A-bomb survivors to attend Nobel Peace Prize ceremony in December

by Michiko Tanaka, Staff Writer

On October 30, the Japan Confederation of A- and H-Bomb Sufferers Organizations (Nihon Hidankyo) announced that it will send its co-chair, Terumi Tanaka, 85, and assistant secretary general, Toshiki Fujimori, 73, to the Nobel Peace Prize award ceremony in December. The Nobel Peace Prize for 2017 has been won by the International Campaign to Abolish Nuclear Weapons (ICAN). Both Mr. Tanaka and Mr. Fujimori expressed enthusiasm for the trip, saying that they would like to make use of their appearance at the ceremony as an opportunity to appeal to the world for the abolition of nuclear arms.

The award ceremony will be held on December 10 in Oslo, Norway. In light of the contributions made by the A-bomb survivors in helping to advance nuclear abolition, ICAN asked Hidankyo to choose some survivors to attend the Nobel Peace Prize ceremony. Mr. Tanaka and Mr. Fujimori will visit Norway from December 8 to 14 and attend the award ceremony and a banquet. Although there are currently no plans for them to give speeches, if the opportunity presents itself at related events, they will talk about their experiences of the atomic bombings and their fervent desire for the elimination of all nuclear weapons.

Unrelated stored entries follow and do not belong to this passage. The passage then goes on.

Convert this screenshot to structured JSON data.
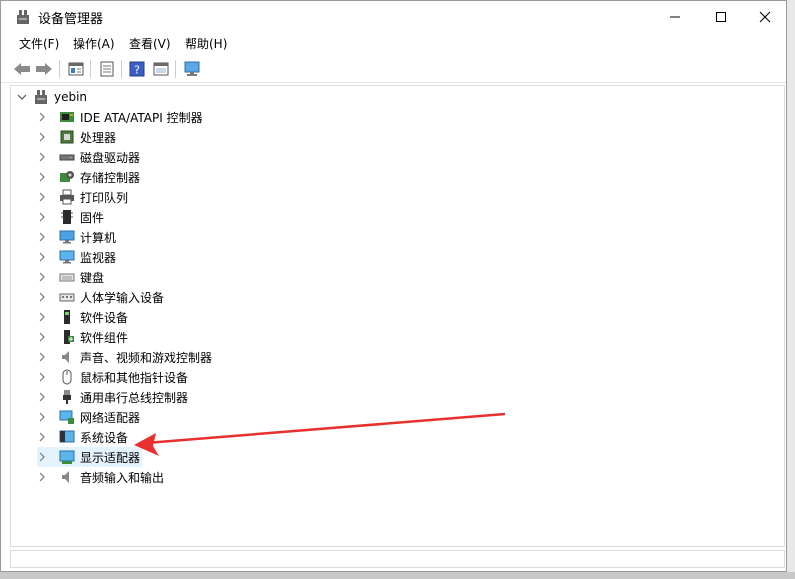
{
  "window": {
    "title": "设备管理器"
  },
  "menu": {
    "file": "文件(F)",
    "action": "操作(A)",
    "view": "查看(V)",
    "help": "帮助(H)"
  },
  "toolbar": {
    "buttons": [
      "back-arrow-icon",
      "forward-arrow-icon",
      "properties-icon",
      "update-icon",
      "help-icon",
      "show-hidden-icon",
      "monitor-icon"
    ]
  },
  "tree": {
    "root": "yebin",
    "items": [
      {
        "label": "IDE ATA/ATAPI 控制器",
        "icon": "ide-controller-icon"
      },
      {
        "label": "处理器",
        "icon": "processor-icon"
      },
      {
        "label": "磁盘驱动器",
        "icon": "disk-drive-icon"
      },
      {
        "label": "存储控制器",
        "icon": "storage-controller-icon"
      },
      {
        "label": "打印队列",
        "icon": "printer-icon"
      },
      {
        "label": "固件",
        "icon": "firmware-icon"
      },
      {
        "label": "计算机",
        "icon": "computer-icon"
      },
      {
        "label": "监视器",
        "icon": "monitor-icon"
      },
      {
        "label": "键盘",
        "icon": "keyboard-icon"
      },
      {
        "label": "人体学输入设备",
        "icon": "hid-icon"
      },
      {
        "label": "软件设备",
        "icon": "software-device-icon"
      },
      {
        "label": "软件组件",
        "icon": "software-component-icon"
      },
      {
        "label": "声音、视频和游戏控制器",
        "icon": "speaker-icon"
      },
      {
        "label": "鼠标和其他指针设备",
        "icon": "mouse-icon"
      },
      {
        "label": "通用串行总线控制器",
        "icon": "usb-icon"
      },
      {
        "label": "网络适配器",
        "icon": "network-adapter-icon"
      },
      {
        "label": "系统设备",
        "icon": "system-device-icon"
      },
      {
        "label": "显示适配器",
        "icon": "display-adapter-icon",
        "selected": true
      },
      {
        "label": "音频输入和输出",
        "icon": "audio-io-icon"
      }
    ]
  },
  "annotation": {
    "color": "#e8312f",
    "points_to": "显示适配器"
  },
  "colors": {
    "selection": "#e5f3ff",
    "accent": "#0078d7"
  }
}
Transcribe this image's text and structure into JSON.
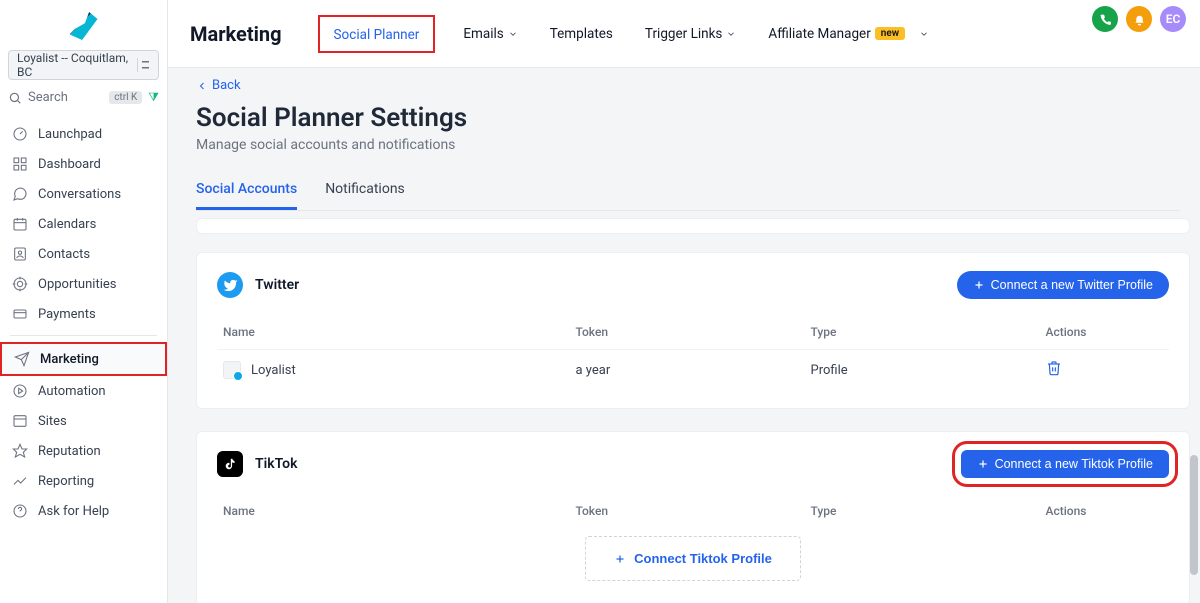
{
  "account_selector": "Loyalist -- Coquitlam, BC",
  "search": {
    "placeholder": "Search",
    "kbd": "ctrl K"
  },
  "sidebar": {
    "items": [
      {
        "label": "Launchpad"
      },
      {
        "label": "Dashboard"
      },
      {
        "label": "Conversations"
      },
      {
        "label": "Calendars"
      },
      {
        "label": "Contacts"
      },
      {
        "label": "Opportunities"
      },
      {
        "label": "Payments"
      },
      {
        "label": "Marketing"
      },
      {
        "label": "Automation"
      },
      {
        "label": "Sites"
      },
      {
        "label": "Reputation"
      },
      {
        "label": "Reporting"
      },
      {
        "label": "Ask for Help"
      }
    ]
  },
  "topnav": {
    "brand": "Marketing",
    "items": [
      {
        "label": "Social Planner"
      },
      {
        "label": "Emails"
      },
      {
        "label": "Templates"
      },
      {
        "label": "Trigger Links"
      },
      {
        "label": "Affiliate Manager"
      }
    ],
    "new_badge": "new"
  },
  "avatar_initials": "EC",
  "back_label": "Back",
  "page_title": "Social Planner Settings",
  "page_subtitle": "Manage social accounts and notifications",
  "subtabs": [
    {
      "label": "Social Accounts"
    },
    {
      "label": "Notifications"
    }
  ],
  "columns": {
    "name": "Name",
    "token": "Token",
    "type": "Type",
    "actions": "Actions"
  },
  "twitter": {
    "title": "Twitter",
    "connect_btn": "Connect a new Twitter Profile",
    "rows": [
      {
        "name": "Loyalist",
        "token": "a year",
        "type": "Profile"
      }
    ]
  },
  "tiktok": {
    "title": "TikTok",
    "connect_btn": "Connect a new Tiktok Profile",
    "empty_btn": "Connect Tiktok Profile"
  }
}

At the award ceremony, Beatrice Fihn, ICAN’s executive director, and Setsuko Thurlow, 85, an A-bomb survivor who lives in Toronto, Canada, will both give speeches and receive a commemorative medal and an award certificate.

The Nobel Committee praised ICAN for advocating the abolition of nuclear weapons through its cooperation with the survivors of the atomic bombings of Hiroshima and Nagasaki and for making vital contributions toward realizing the establishment of the Treaty on the Prohibition of Nuclear Weapons. Mr. Tanaka said, “I’ll attend the ceremony knowing how happy the award has made all A-bomb survivors throughout the country. If given a chance to speak, I’ll call on all the people of the world to work together for the goal of nuclear abolition.” Mr. Fujimori said, “In light of the current situation in which the nuclear weapon states and their allies, including Japan, are turning their back on the nuclear weapons ban treaty, the awarding of the Nobel Peace Prize happened at the ideal time to draw attention to the campaign for the abolition of nuclear weapons. I hope this will increase the momentum for our campaign.”

Mr. Tanaka, a resident of Niiza, Saitama Prefecture, experienced the Nagasaki A-bombing at the age of 13 and lost five relatives. Since the 1970s, he has led the movement of A-bomb survivors for the abolition of nuclear weapons. Mr. Fujimori, a resident of Chino, Nagano Prefecture, was exposed to the atomic bombing in present-day Higashi Ward, Hiroshima when he was 16 months old. His sister, who was thought to have been near the hypocenter at the time of the bombing, was never found. He attended two conferences for the negotiations to establish the nuclear weapons ban treaty that were held this year at United Nations headquarters in New York and delivered a speech in which he stressed the inhumane consequences of the use of nuclear weapons.